Increased adoption of alternative solutions
The use of parametric insurance across Africa is growing, with African Risk Capacity’s insurance revenues more than doubling in 2023.
The global ILS market set new records in the first half of 2024, according to Swiss Re, with more than $12.3bn in primary issuances across 49 transactions. Meanwhile, AM Best said that ILS capacity was growing modestly but not exceeding demand.
Behind the growing market for alternative risk transfer are individual companies buying new solutions for the first time or increasing their coverage. Energy firm Star Group has increased its weather derivative coverage for 2025, with the maximum payout rising 20 percent to $15mn.
Outdoor Kansas festival Buskerfest purchased parametric rain insurance coverage from Vortex Insurance. Heavy rain had been forecast which could have disrupted the event, but ultimately the sun came out and no payout was triggered.
Regulation and people moves
The regulatory status of parametric risk transfer is another important nuance, with regulatory issues holding back the adoption of parametrics in some parts of the world.
Insuralex, a group of more than 50 law firms, has updated its report on the regulation of parametric insurance in Latin America, finding that Chile and Colombia have both introduced legislation to define parametric insurance for the first time.

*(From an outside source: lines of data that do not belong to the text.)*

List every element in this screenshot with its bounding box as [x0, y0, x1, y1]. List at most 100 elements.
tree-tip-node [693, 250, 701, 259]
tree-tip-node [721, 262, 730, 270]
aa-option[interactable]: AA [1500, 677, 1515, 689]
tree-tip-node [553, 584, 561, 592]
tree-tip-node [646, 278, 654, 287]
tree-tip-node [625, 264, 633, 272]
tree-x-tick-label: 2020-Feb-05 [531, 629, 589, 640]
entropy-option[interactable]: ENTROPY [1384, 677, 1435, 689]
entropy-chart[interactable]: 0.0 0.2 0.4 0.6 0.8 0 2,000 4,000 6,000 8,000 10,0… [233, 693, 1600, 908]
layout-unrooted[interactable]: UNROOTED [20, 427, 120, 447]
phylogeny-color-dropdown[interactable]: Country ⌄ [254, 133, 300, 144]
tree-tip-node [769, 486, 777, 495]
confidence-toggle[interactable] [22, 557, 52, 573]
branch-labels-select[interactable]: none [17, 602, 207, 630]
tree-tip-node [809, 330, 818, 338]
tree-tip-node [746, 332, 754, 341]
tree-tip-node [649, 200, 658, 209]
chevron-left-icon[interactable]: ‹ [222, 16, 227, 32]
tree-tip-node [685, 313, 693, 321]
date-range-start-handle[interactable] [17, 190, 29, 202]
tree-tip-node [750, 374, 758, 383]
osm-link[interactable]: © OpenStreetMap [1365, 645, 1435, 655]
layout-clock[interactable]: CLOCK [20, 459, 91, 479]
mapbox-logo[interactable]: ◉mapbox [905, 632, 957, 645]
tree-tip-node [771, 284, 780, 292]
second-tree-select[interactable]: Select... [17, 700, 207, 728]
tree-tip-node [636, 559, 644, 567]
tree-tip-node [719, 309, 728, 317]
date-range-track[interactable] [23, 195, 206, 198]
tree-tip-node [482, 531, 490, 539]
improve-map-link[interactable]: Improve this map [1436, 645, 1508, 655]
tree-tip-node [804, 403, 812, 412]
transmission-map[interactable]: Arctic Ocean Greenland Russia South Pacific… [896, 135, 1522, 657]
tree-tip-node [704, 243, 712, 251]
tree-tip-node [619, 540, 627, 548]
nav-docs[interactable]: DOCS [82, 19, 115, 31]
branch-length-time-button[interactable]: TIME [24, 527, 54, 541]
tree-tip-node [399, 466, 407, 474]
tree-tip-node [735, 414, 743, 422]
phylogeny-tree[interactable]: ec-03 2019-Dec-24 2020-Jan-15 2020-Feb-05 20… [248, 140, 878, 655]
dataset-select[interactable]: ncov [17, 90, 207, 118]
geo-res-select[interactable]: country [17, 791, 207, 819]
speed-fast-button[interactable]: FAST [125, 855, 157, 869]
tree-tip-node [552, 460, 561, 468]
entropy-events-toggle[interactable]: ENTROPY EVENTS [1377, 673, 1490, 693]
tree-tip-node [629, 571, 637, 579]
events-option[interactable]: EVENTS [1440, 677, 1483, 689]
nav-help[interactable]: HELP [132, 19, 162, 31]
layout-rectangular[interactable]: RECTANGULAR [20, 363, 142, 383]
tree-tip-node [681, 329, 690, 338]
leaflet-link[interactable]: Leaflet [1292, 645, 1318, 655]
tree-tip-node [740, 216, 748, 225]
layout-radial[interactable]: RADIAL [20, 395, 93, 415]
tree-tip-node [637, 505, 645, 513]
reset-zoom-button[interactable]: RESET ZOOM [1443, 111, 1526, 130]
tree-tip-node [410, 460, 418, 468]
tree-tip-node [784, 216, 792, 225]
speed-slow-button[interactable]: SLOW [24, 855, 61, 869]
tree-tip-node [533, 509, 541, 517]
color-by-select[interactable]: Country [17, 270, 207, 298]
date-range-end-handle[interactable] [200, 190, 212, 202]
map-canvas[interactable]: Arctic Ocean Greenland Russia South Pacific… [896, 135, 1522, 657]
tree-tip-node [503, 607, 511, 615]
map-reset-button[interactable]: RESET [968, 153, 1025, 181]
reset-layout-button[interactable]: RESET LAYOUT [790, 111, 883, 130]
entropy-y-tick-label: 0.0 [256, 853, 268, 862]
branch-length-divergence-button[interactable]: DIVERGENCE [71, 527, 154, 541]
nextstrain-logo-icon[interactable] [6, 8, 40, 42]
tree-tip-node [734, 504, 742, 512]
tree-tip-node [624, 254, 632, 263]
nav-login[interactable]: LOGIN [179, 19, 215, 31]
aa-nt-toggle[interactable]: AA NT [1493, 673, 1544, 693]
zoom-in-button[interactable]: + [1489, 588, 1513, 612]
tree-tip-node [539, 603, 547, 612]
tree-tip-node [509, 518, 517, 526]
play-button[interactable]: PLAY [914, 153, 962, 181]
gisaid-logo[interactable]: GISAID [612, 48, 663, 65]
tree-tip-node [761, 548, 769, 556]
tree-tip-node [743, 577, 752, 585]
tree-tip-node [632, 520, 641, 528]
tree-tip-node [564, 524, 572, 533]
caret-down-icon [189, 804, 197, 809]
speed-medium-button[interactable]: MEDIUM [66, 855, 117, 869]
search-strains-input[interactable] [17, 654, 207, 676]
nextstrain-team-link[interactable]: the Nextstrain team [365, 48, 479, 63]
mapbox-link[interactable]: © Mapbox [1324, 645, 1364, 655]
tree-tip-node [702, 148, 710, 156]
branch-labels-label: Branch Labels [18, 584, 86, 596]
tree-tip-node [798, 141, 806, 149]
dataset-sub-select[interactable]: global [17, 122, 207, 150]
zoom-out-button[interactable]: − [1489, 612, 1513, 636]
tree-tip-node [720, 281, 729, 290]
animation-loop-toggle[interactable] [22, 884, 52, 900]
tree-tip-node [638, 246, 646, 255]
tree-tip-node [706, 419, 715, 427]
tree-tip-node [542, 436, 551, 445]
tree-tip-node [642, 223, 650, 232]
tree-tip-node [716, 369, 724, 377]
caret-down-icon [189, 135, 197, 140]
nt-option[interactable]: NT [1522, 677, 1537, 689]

Meanwhile, Matthew Gabin, who was involved in developing early parametric (re)insurance contracts from a legal angle at Allianz Risk Transfer and has since worked at Swiss Re and Arbol, has joined parametric specialist NormanMax as general counsel.
NormanMax has continued to build out its team as it announced the hire of Topsail Re’s Daniel Turgel as chief underwriting officer and promoted Mark Groenheide to chief revenue officer.